In addition of derive(Nom), a Selector attribute must be used:

• on the structure, to specify the type of selector to match
• on each variant, to specify the value associated with this variant.

#[derive(Nom)]
#[nom(Selector="u8")]
pub enum U1{
    #[nom(Selector="0")] Field1(u32),
    #[nom(Selector="1")] Field2(Option<u32>),
}

The generated function will look like:

impl U1{
    pub fn parse(i:&[u8), selector: u8) -> IResult<&[u8],U1> {
        match selector {
            ...
        }
    }
}

It can be called either directly (U1::parse(n)) or using nom (call!(U1::parse,n)).

The selector can be a primitive type (u8), or any other type implementing the PartialEq trait.

#[derive(Debug,PartialEq,Eq,Clone,Copy,Nom)]
pub struct MessageType(pub u8);

#[derive(Nom)]
#[nom(Selector="MessageType")]
pub enum U1{
    #[nom(Selector="MessageType(0)")] Field1(u32),
    #[nom(Selector="MessageType(1)")] Field2(Option<u32>),
}

// Example of call from a struct:
#[derive(Nom)]
pub struct S1{
    pub msg_type: MessageType,
    #[nom(Parse="{ |i| U1::parse(i, msg_type) }")]
    pub msg_value: U1
}

Default case

By default, if no value of the selector matches the input value, a nom error ErrorKind::Switch is raised. This can be changed by using _ as selector value for one the variants.

#[derive(Nom)]
#[nom(Selector="u8")]
pub enum U2{
    #[nom(Selector="0")] Field1(u32),
    #[nom(Selector="_")] Field2(u32),
}

If the _ selector is not the last variant, the generated code will use it as the last match to avoid unreachable code.
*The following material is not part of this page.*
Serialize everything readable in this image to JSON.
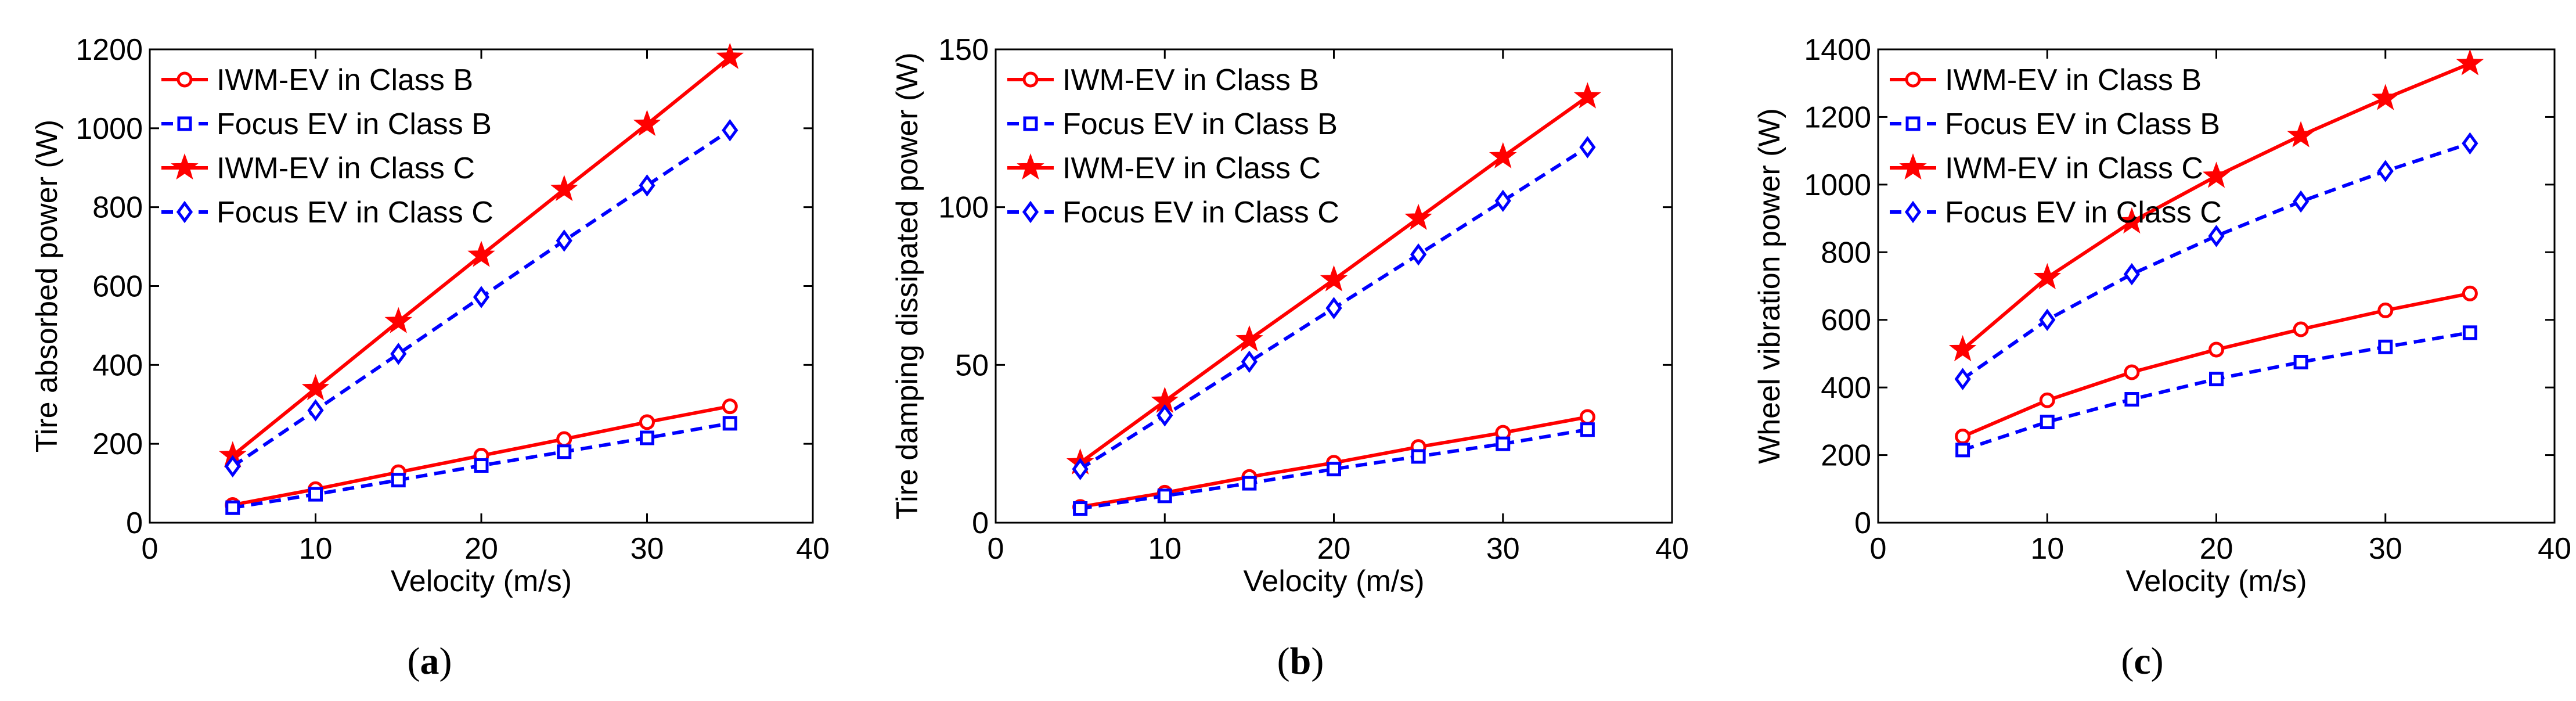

Special case: specifying parsers for fields

Sometimes, an unnamed field requires a custom parser. In that case, the field (not the variant) must be annotated with attribute Parse.

Named fields:

#[derive(Nom)]
#[nom(Selector="MessageType")]
pub enum U3<'a>{
    #[nom(Selector="MessageType(0)")] Field1{a:u32},
    #[nom(Selector="MessageType(1)")] Field2{
        #[nom(Parse="take(4 as usize)")]
        a: &'a[u8]
    },
}

Unnamed fields:

#[derive(Nom)]
#[nom(Selector="MessageType")]
pub enum U3<'a>{
    #[nom(Selector="MessageType(0)")] Field1(u32),
    #[nom(Selector="MessageType(1)")] Field2(
        #[nom(Parse="take(4 as usize)")] &'a[u8]
    ),
}

Special case: fieldless enums

If the entire enum is fieldless (a list of constant integer values), a parser can be derived if

• the Enum has a repr(ty) attribute, with ty an integer type
• the Enum implements the Eq trait

In that case, the Selector attribute must not be specified.

#[repr(u8)]
#[derive(Eq,Nom)]
pub enum U3{
    A,
    B = 2,
    C
}

The generated parser will parse an element of type ty (as Big Endian), try to match to enum values, and return an instance of Enum if it succeeds (wrapped in an IResult).

For ex, U3::parse(b"\x02") will return Ok((&b""[..],U3::B)).

Limitations

Except if the entire enum is fieldless (a list of constant integer values), unit fields are not supported.

Debug

Errors in generated parsers may be hard to understand and debug.

The Debug attribute insert calls to nom's dbg_dmp function, which will print an error message and the input if the parser fails. This attribute can be applied to either fields, or at top-level (all sub-parsers will be wrapped).

This helps resolving parse errors (at runtime).

#[derive(Nom)]
pub struct S {
    pub a: u32,
    #[nom(Debug)]
    pub b: u64,
}

DebugDerive

The DebugDerive attribute, if applied to top-level, makes the generator print the generated code to stderr.

This helps resolving compiler errors.

#[derive(Nom)]
#[nom(DebugDerive)]
pub struct S {
    pub a: u32,
}